A research paper by Carmen Reinhart (an economics professor at the University of Maryland) from earlier this year argued that high debt leads to low growth or worse. This study triggered a debate, which I discussed in May. Reinhart and Ken Rogoff of Harvard have responded to the brouhaha with a new update, but one critic is, well, still a critic.
Another skeptic of the notion that high debt impairs growth wrote:
…what I don’t like about the analysis is that it only looks at the risk of adding to the deficit, it doesn’t compare the risk posed by higher debt to the risk of doing nothing (or worse, contracting the deficit before the economy has recovered sufficiently).
Meanwhile, the Economic Policy Institute recently published a more detailed critique of the earlier Reinhart and Rogoff paper.

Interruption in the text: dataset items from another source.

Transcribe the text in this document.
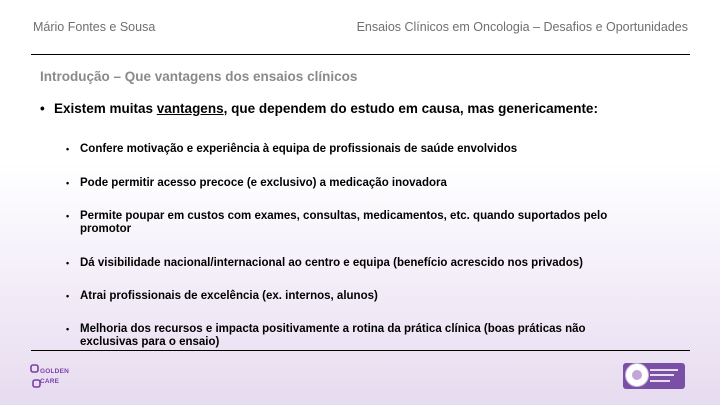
Mário Fontes e Sousa	Ensaios Clínicos em Oncologia – Desafios e Oportunidades
Introdução – Que vantagens dos ensaios clínicos
• Existem muitas vantagens, que dependem do estudo em causa, mas genericamente:
• Confere motivação e experiência à equipa de profissionais de saúde envolvidos
• Pode permitir acesso precoce (e exclusivo) a medicação inovadora
• Permite poupar em custos com exames, consultas, medicamentos, etc. quando suportados pelo promotor
• Dá visibilidade nacional/internacional ao centro e equipa (benefício acrescido nos privados)
• Atrai profissionais de excelência (ex. internos, alunos)
• Melhoria dos recursos e impacta positivamente a rotina da prática clínica (boas práticas não exclusivas para o ensaio)
GOLDEN
CARE
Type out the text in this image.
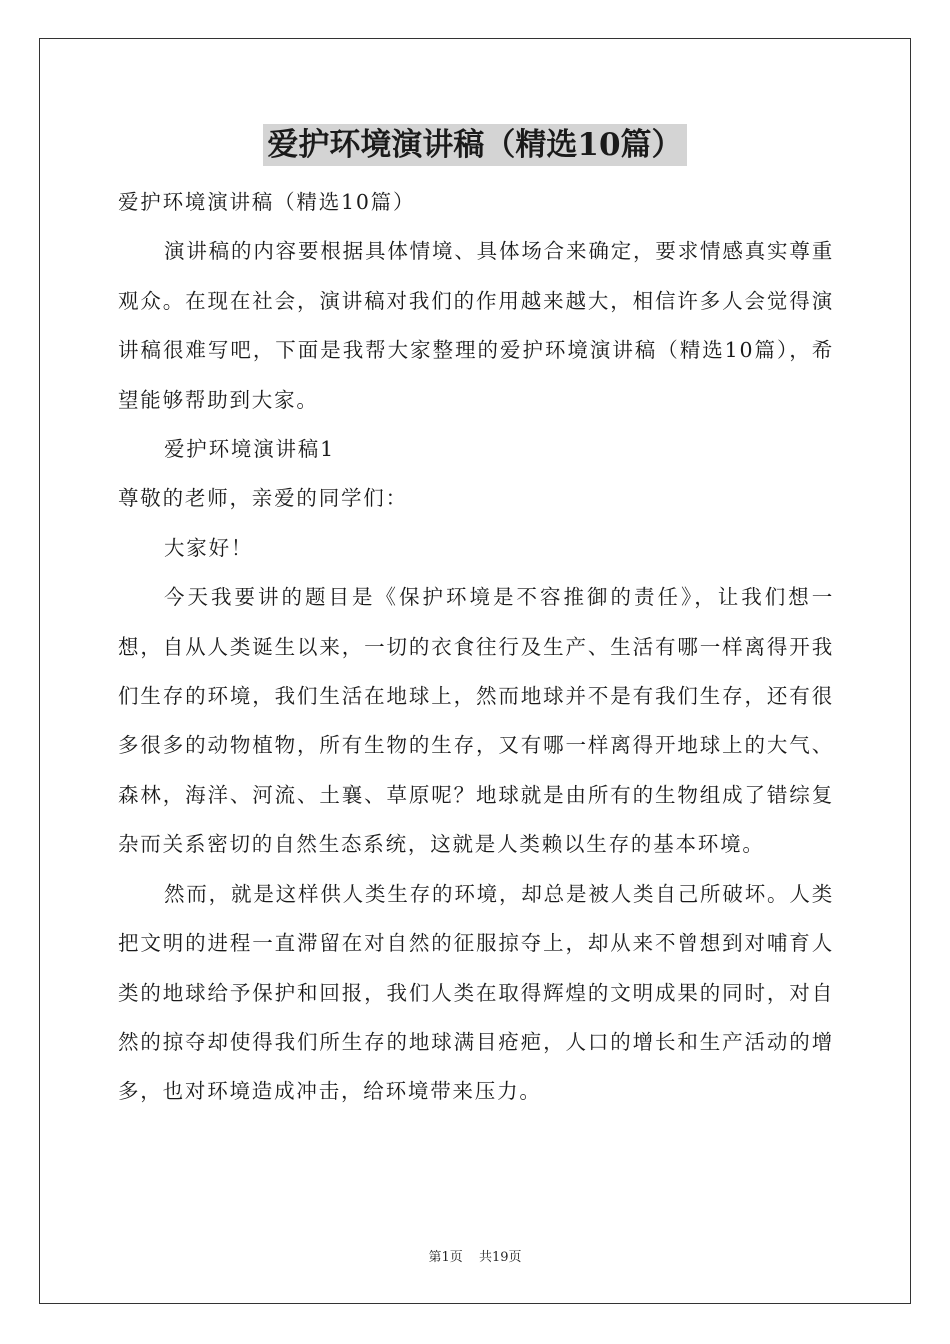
爱护环境演讲稿（精选10篇）

爱护环境演讲稿（精选10篇）

演讲稿的内容要根据具体情境、具体场合来确定，要求情感真实尊重观众。在现在社会，演讲稿对我们的作用越来越大，相信许多人会觉得演讲稿很难写吧，下面是我帮大家整理的爱护环境演讲稿（精选10篇），希望能够帮助到大家。

爱护环境演讲稿1

尊敬的老师，亲爱的同学们：

大家好！

今天我要讲的题目是《保护环境是不容推御的责任》，让我们想一想，自从人类诞生以来，一切的衣食往行及生产、生活有哪一样离得开我们生存的环境，我们生活在地球上，然而地球并不是有我们生存，还有很多很多的动物植物，所有生物的生存，又有哪一样离得开地球上的大气、森林，海洋、河流、土襄、草原呢？地球就是由所有的生物组成了错综复杂而关系密切的自然生态系统，这就是人类赖以生存的基本环境。

然而，就是这样供人类生存的环境，却总是被人类自己所破坏。人类把文明的进程一直滞留在对自然的征服掠夺上，却从来不曾想到对哺育人类的地球给予保护和回报，我们人类在取得辉煌的文明成果的同时，对自然的掠夺却使得我们所生存的地球满目疮疤，人口的增长和生产活动的增多，也对环境造成冲击，给环境带来压力。

第1页 共19页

But no matter which side you’re on, ignoring a huge mound of red ink on a nation’s balance sheet requires a special kind of self delusion. “So while the general criticism, that there is no ‘magic’ level of debt-to-GDP, is a fair one,” reminded The Economist’s Buttonwood blog, “the Reinhart/Rogoff paper can’t be dismissed so easily.” Why? Buttonwood explained:
The best way of solving a high debt problem is economic growth. Clearly, however, countries have struggled to grow with a high debt level. So it seems best not to take the risk. As for the deficit/stock argument, governments with a high debt-to-GDP ratio will inevitably be paying a lot in interest payments; either these drive up the deficit or they would crowd out more useful forms of public spending such as roads or education.